We then looked at the map. Barlowe lived in Essex, near the town of Upminister. “If the fast train to Fenchurch Street was running, that’s about 35 minutes, give or take, but the train doesn’t run after 11. It’s conceivable that a knowledgeable cabbie might get him from Fenchurch Street  to Blenheim Crescent in time, but they’re a long way apart. By car, I don’t see any way he could get to Notting Hill inside of 90 minutes. I’d say Barlowe’s in the clear, if we can satisfy ourselves that he did indeed return home with Sarah that night.”

“I’ll see if I can reach her,” I said. “She left me a message yesterday, to tell me she’s filing for divorce. I think it’s safe to assume she won’t lie for him.”

Brian raised his eyebrows sympathetically. “And how was her mood?”

“Bleak,” I said, dialing the number. “And vengeful. Hello, Sarah? Dex Reed.”
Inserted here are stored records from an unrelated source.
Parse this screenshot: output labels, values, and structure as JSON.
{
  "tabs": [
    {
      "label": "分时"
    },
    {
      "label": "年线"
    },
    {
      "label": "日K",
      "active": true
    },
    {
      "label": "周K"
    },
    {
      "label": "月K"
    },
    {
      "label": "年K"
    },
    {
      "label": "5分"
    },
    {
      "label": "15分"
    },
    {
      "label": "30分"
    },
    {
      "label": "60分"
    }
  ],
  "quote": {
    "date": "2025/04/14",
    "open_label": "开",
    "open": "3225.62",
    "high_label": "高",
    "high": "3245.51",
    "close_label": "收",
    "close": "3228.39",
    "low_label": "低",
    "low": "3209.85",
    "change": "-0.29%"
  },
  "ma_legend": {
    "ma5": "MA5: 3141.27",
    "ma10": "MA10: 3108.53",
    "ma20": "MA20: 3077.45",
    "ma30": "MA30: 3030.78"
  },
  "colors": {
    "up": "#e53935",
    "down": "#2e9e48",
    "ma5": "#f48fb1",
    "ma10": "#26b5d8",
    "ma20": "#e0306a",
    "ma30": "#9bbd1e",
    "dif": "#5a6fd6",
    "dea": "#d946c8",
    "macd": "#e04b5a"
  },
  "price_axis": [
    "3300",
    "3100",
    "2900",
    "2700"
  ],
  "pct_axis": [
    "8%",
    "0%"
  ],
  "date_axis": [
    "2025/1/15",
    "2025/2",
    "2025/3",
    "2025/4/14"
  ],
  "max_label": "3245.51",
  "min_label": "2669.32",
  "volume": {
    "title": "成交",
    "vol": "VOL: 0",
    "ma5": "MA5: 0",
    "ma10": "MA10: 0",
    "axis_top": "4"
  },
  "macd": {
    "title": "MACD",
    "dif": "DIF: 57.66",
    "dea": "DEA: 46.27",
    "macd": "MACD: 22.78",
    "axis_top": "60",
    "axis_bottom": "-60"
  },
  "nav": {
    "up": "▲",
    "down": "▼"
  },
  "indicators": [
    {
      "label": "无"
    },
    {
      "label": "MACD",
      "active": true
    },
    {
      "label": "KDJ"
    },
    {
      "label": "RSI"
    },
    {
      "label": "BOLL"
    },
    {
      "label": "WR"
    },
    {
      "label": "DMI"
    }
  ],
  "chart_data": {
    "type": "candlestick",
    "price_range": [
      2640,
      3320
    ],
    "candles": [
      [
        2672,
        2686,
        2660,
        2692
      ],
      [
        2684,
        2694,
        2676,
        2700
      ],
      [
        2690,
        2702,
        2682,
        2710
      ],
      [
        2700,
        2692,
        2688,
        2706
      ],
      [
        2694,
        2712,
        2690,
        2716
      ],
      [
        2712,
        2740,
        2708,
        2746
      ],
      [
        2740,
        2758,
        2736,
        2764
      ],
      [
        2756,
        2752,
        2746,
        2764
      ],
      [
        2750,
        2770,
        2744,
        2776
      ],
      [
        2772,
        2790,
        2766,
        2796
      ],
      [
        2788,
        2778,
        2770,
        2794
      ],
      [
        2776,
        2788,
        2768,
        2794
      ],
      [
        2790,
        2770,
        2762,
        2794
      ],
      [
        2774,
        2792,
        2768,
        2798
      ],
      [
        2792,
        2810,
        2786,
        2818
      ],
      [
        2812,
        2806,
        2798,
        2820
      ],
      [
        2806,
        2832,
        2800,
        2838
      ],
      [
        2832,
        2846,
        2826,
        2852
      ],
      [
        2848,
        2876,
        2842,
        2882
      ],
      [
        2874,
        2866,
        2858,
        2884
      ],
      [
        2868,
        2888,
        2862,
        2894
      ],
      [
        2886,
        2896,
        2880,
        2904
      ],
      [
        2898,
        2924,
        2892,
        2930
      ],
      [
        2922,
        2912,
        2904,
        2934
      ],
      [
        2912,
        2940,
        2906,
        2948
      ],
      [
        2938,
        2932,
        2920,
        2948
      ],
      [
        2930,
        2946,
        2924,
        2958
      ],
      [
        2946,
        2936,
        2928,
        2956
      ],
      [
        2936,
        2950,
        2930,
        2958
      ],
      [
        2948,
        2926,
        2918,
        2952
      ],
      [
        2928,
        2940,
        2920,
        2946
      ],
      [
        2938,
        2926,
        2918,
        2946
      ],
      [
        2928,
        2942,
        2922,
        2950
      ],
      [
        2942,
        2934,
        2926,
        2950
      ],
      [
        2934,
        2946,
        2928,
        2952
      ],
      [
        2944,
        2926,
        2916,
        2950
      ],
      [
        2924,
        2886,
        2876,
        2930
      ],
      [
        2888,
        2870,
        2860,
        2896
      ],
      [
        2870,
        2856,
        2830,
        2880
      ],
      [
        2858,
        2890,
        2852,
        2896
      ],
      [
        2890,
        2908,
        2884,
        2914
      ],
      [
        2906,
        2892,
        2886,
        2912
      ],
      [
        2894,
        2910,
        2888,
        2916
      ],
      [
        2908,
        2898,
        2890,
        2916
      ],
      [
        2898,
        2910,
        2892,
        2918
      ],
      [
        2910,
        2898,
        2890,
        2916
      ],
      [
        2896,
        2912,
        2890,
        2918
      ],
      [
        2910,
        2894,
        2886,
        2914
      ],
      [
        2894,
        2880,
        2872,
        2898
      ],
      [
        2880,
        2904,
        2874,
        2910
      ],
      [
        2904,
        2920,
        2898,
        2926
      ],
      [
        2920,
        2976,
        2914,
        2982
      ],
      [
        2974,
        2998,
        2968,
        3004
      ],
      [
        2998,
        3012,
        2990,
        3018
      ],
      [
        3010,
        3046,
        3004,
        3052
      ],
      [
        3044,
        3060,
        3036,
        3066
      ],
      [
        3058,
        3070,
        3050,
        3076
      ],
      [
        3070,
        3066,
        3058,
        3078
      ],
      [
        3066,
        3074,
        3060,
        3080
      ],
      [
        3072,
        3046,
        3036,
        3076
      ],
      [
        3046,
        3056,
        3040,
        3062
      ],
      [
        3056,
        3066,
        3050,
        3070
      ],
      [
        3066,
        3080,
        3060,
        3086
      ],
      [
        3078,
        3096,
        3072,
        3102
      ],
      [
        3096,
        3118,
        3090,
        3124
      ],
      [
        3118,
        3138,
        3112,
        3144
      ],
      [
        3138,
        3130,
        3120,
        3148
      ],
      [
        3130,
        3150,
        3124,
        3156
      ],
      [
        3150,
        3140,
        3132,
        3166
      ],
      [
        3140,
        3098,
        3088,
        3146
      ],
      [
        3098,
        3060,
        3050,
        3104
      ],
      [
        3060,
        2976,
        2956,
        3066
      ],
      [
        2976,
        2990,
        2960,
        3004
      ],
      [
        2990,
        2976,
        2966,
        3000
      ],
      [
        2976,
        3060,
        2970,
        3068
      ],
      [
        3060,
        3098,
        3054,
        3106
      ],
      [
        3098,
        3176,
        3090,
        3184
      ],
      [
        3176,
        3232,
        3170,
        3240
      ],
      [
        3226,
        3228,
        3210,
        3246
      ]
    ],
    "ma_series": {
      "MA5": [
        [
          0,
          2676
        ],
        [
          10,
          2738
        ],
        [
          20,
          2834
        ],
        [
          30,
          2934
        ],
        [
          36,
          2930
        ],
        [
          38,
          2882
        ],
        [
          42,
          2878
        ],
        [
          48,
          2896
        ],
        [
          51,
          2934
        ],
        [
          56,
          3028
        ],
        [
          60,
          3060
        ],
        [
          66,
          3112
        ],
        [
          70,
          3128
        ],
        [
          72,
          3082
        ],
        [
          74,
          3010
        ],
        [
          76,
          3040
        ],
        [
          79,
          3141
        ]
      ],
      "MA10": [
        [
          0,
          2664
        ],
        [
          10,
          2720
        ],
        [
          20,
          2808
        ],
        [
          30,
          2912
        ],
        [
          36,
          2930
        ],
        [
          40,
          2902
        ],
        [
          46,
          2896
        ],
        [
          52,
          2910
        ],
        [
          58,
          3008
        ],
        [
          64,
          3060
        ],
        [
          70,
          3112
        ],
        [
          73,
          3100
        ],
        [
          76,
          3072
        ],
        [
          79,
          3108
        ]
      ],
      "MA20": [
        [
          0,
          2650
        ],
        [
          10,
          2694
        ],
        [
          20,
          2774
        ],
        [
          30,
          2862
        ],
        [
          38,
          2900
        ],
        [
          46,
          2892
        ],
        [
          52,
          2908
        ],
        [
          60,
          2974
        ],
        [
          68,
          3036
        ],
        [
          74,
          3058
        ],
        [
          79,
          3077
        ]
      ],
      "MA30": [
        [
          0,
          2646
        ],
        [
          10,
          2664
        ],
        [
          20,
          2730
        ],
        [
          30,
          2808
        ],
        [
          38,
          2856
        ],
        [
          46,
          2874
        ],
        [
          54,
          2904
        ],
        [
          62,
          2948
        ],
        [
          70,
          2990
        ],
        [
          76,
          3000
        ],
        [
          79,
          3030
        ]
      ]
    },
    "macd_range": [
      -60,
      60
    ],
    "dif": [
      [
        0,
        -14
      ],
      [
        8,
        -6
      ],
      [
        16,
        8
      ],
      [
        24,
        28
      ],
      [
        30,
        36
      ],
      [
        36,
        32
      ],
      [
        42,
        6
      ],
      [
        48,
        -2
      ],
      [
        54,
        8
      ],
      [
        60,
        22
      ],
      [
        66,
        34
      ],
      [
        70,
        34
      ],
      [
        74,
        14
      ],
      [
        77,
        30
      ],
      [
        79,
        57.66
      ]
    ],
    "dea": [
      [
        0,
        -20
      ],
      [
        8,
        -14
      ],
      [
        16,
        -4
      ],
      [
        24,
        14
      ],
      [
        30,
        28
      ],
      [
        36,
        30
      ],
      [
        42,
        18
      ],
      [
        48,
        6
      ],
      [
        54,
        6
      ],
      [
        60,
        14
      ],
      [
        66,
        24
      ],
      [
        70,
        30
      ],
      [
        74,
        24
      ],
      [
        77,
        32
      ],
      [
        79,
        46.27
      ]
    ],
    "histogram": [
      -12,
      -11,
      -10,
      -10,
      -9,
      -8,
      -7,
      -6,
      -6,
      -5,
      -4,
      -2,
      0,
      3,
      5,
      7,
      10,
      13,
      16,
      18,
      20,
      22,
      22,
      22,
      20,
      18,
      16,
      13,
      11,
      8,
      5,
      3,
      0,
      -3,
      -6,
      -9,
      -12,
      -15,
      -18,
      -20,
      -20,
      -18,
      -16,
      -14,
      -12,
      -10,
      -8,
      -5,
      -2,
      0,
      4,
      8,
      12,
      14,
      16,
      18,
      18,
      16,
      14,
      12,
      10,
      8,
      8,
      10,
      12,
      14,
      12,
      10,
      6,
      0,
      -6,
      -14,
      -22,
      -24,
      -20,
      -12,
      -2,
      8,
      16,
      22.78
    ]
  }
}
“Dex. You’re the last person I want to talk to. What the hell do you want?”

“Ah. First of all, to apologize. I can’t tell you how badly I feel that you’ve found out like this.”

“Do you want to know how I found out, Dex? I turned on the morning news, as I was fixing the kids breakfast, and there was Harry, big as life, drinking until he vomited and fell off the couch! How could you not have told me?”
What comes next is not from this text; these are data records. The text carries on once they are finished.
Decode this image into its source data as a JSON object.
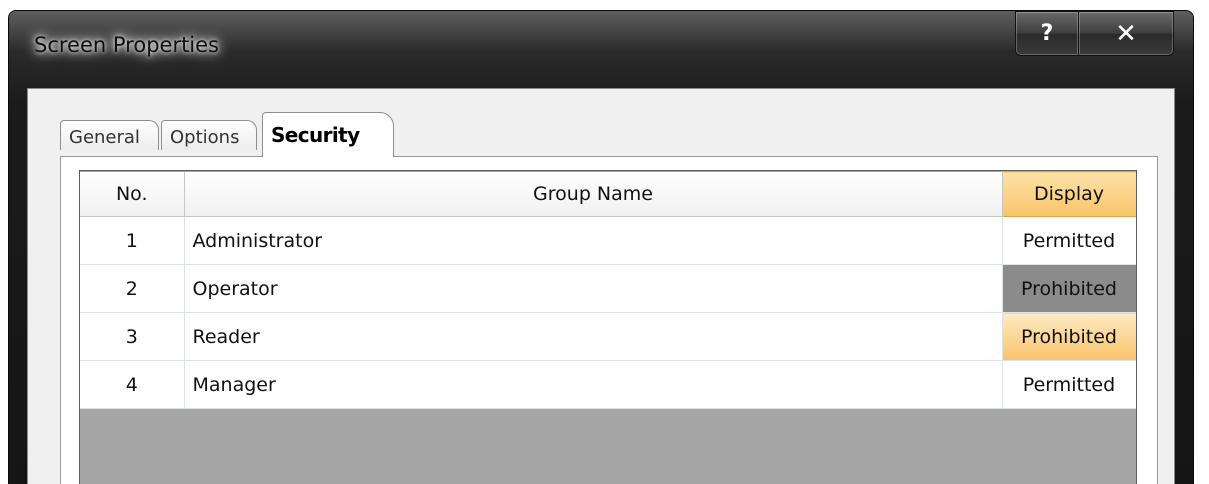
{
  "window": {
    "title": "Screen Properties",
    "help_label": "?",
    "close_label": "✕"
  },
  "tabs": [
    {
      "label": "General",
      "active": false
    },
    {
      "label": "Options",
      "active": false
    },
    {
      "label": "Security",
      "active": true
    }
  ],
  "table": {
    "headers": {
      "no": "No.",
      "group": "Group Name",
      "display": "Display"
    },
    "rows": [
      {
        "no": "1",
        "group": "Administrator",
        "display": "Permitted"
      },
      {
        "no": "2",
        "group": "Operator",
        "display": "Prohibited"
      },
      {
        "no": "3",
        "group": "Reader",
        "display": "Prohibited"
      },
      {
        "no": "4",
        "group": "Manager",
        "display": "Permitted"
      }
    ]
  },
  "colors": {
    "header_highlight": "#f9c56a",
    "cell_dark": "#8b8b8b",
    "cell_highlight": "#fac46c",
    "empty_area": "#a5a5a5"
  }
}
“I couldn’t tell you, Sarah. It’s part of an ongoing murder investigation.”

“Oh, yes,” she said bitterly. “It was a secret from me – mates on tour and all that. I warned Harry not to go on that tour! ‘Oh, no, it’ll be a good test for me, love.’ Well, he failed the test, didn’t he?”

“Everybody makes mistakes, Sarah,” I said gently. “I know he’s serious about getting sober. And I know he loves you and the boys. You mean everything to him.”
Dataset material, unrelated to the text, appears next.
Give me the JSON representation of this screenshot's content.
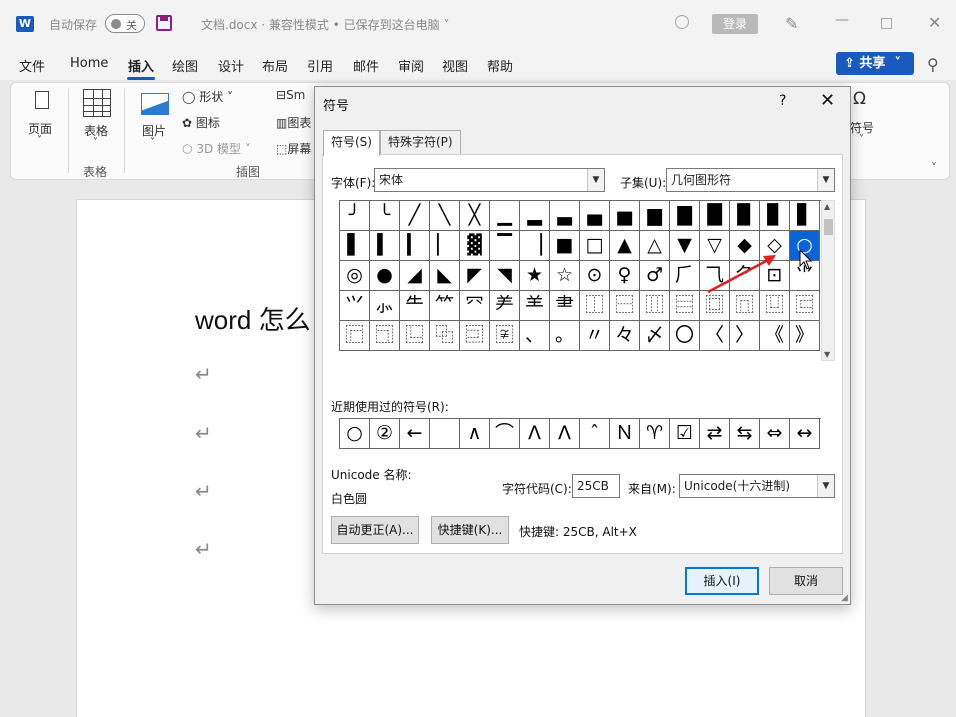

“My father was an alcoholic, did you know that, Dex?” She snorted. “It’s probably what attracted me to Harry in the first place, according to my therapist. My own dad beat me, Dex – he beat us all. And I vowed, never again.”

“I’m so sorry, Sarah.” It was all I could think to say.

“How long have you known?”

“About Harry’s drinking? Since a couple of weeks after Weathersby’s death, when the blackmail videos came to light. I never saw him drink on the tour.”

“I trusted him, Dex. I really did. Now I can never trust him again. Or you! How could you let this happen?” She was crying now. “How could you let the press get hold of this story? I’ve had to go into hiding just to keep from waking up to reporters on my doorstep, and paparazzi in the hedgerows!”

“I did everything I could to keep all of this confidential, Sarah. And I’m making it my personal mission to punish whoever leaked the videos – you have my word.”

There was a pause at the other end of the line. “Funnily enough, Dex, I believe that like nothing else you’ve said this morning, and I’m grateful. Harry always said you were the protector of the team. Whoever did this has made the pain and humiliation so much worse than they had to be.”

“I know.” I hesitated, groping for the right words. “Sarah, I don’t want to make things worse, but there’s something I have to ask you. We’re trying to eliminate Harry as a suspect in Weathersby’s murder.”

“I don’t want to talk about it, Dex! Weathersby caused all of this to happen – I hate him! He got exactly what he deserved! Isn’t there a law that says a wife can’t be compelled to give evidence against her husband?”

“Yes there is,” I replied. “And I’m inclined to agree about John. I can’t force you to answer, but I know you’ll be honest. What I need to know is this -- on the night of the party, did Harry return home to Upminister with you?”

“Of course he did!” Sarah’s voice was incredulous. “We went straight up to bed, for Christ’s sake – it was 2:30! Harry fell asleep before I did – he was absolutely knackered from work.”

“Thank you, Sarah. I’m sorry to bother you at a time like this. I hope you understand. And I’m truly sorry about all of this.”

I could hear her crying at the other end of the line. “It’s... all right, Dex. I’m sorry for the way I’ve treated you. It’s not your fault – I know you couldn’t tell me about Harry’s drinking. That’s between Harry and me. You’ve always been a good friend. I’m sorry I shrieked at you like a fishwife.”

“You didn’t, and please let me know if there’s anything I can do to help.”

“I will, Dex.” And she rang off.

“Well?” Brian asked.

“I’m an utter prick, as if you didn’t know that already. Also, Harry Barlowe’s in the clear.”